In this paper we are concerned with spatial ability, and therefore we 
will be concerned with a description of the item that has reference to both 
its difficulty and its response-time distribution. More concretely, this 
paper focuses on the hidden figure item type. Figure 1 shows two sample 
items. The role of the examinee is to determine whether the smaller figure 
is embedded in the larger figure. 



Insert Figure 1 about here 



This item type has been used extensively in field dependence- 
independence work; as a result there is an ample literature on correlating 
performance on hidden-figure tests with personality variables (e.g., witkin, 
Goodenough, & 01tman f 1979). Unfortunately, nothing in that literature 
could be used as a means of constructing the grammar through which items 
could be generated and a description assigned.

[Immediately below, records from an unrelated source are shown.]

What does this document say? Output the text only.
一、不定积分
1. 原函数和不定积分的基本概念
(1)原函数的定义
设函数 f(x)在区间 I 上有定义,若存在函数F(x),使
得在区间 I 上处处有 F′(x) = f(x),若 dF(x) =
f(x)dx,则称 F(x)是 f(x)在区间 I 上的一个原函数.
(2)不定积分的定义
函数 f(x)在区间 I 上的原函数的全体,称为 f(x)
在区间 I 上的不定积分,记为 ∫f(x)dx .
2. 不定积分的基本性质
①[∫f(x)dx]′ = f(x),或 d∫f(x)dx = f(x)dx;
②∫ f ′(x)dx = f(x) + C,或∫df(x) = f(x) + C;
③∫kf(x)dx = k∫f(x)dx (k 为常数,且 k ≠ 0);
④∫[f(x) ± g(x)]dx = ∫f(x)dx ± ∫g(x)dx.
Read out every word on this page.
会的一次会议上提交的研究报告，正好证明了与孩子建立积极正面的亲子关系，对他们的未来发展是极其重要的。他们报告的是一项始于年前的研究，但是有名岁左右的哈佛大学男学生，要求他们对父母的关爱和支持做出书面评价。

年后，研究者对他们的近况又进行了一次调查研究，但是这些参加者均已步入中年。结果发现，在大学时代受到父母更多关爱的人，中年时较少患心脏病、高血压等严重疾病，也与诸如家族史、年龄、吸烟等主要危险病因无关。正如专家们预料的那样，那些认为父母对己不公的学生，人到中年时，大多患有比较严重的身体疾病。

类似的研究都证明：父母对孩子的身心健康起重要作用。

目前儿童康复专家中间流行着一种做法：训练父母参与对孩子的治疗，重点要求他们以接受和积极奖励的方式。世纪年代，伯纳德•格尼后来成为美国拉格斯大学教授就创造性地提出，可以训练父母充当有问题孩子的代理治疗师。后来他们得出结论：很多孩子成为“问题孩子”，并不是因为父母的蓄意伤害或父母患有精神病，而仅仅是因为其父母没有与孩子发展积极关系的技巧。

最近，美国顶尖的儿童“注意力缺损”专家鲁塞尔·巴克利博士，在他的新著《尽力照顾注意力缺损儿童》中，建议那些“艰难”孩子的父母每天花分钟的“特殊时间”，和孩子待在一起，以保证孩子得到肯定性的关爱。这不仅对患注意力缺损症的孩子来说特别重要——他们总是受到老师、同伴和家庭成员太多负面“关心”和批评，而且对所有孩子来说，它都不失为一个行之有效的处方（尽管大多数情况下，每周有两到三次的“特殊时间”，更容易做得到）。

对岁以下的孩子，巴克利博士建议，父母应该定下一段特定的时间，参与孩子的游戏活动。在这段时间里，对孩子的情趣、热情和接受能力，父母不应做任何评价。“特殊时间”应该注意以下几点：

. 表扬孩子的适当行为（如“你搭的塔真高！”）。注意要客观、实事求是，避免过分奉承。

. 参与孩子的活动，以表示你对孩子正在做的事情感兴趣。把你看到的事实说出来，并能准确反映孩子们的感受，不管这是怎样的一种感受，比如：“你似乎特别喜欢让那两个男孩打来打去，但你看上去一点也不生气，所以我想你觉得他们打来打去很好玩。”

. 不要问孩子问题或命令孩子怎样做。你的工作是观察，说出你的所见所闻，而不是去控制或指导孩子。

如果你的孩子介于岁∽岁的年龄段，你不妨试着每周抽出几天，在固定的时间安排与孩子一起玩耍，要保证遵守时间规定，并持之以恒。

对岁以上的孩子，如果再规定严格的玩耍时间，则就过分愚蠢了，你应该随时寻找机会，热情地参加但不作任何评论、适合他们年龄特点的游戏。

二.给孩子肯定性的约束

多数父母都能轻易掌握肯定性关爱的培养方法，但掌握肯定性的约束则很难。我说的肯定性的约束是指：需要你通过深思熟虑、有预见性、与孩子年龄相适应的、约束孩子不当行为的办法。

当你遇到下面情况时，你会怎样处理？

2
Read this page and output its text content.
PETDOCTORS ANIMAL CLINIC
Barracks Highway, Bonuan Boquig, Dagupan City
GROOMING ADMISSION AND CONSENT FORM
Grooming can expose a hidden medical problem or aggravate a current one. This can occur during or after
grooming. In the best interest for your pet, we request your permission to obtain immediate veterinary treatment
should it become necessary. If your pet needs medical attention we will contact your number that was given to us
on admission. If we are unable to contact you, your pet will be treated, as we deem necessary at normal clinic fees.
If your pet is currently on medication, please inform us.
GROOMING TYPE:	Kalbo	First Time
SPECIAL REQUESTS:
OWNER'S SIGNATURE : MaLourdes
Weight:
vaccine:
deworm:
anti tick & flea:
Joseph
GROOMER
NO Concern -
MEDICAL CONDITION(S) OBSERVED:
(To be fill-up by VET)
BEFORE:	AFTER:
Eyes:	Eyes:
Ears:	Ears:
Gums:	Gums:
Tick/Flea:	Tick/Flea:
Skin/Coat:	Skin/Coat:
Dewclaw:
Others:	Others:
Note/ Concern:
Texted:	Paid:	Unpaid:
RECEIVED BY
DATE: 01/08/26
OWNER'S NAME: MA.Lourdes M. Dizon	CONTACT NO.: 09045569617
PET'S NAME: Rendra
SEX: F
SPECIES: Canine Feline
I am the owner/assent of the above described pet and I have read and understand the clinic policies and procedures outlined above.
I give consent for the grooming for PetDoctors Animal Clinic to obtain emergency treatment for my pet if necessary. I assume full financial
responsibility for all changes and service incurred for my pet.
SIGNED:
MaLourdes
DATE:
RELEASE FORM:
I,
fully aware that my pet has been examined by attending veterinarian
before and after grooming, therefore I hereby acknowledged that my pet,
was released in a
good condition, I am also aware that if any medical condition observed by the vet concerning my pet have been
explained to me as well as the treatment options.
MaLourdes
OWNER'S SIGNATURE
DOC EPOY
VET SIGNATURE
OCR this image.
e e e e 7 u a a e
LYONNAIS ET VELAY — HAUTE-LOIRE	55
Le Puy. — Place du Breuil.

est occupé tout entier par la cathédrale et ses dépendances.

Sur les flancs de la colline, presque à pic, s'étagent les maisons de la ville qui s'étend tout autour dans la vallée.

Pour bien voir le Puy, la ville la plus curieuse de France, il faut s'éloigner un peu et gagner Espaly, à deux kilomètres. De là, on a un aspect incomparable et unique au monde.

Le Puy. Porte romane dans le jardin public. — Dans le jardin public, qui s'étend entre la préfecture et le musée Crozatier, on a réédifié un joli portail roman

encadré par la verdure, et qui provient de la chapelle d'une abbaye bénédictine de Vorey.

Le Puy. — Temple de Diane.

The grammar ultimately 
chosen for this item was inspired by artificial intelligence research in 
vision (Mayhew & Frisby, 1984) and is based on a pattern-recognition 
algorithm called the Hough transform . As applied to a hidden-figure item it 
is quite simple. Basically, the smaller figure is positioned at every 
possible node of the larger figure, (a node being defined as the inter- 
section of two lines.) The number of lines in the smaller figure that are 
matched by the larger figure is computed. If, for example, only one side of 
the smaller figure matches, the count is two; if all sides match, the count 
is 14. All the smaller figures we used have seven sides; each side counts 
as two, so a 14 indicates that the smaller figure is embedded in the larger 
figure. A matrix of counts is generated by this process, in which each 
element of the matrix corresponds to a count. 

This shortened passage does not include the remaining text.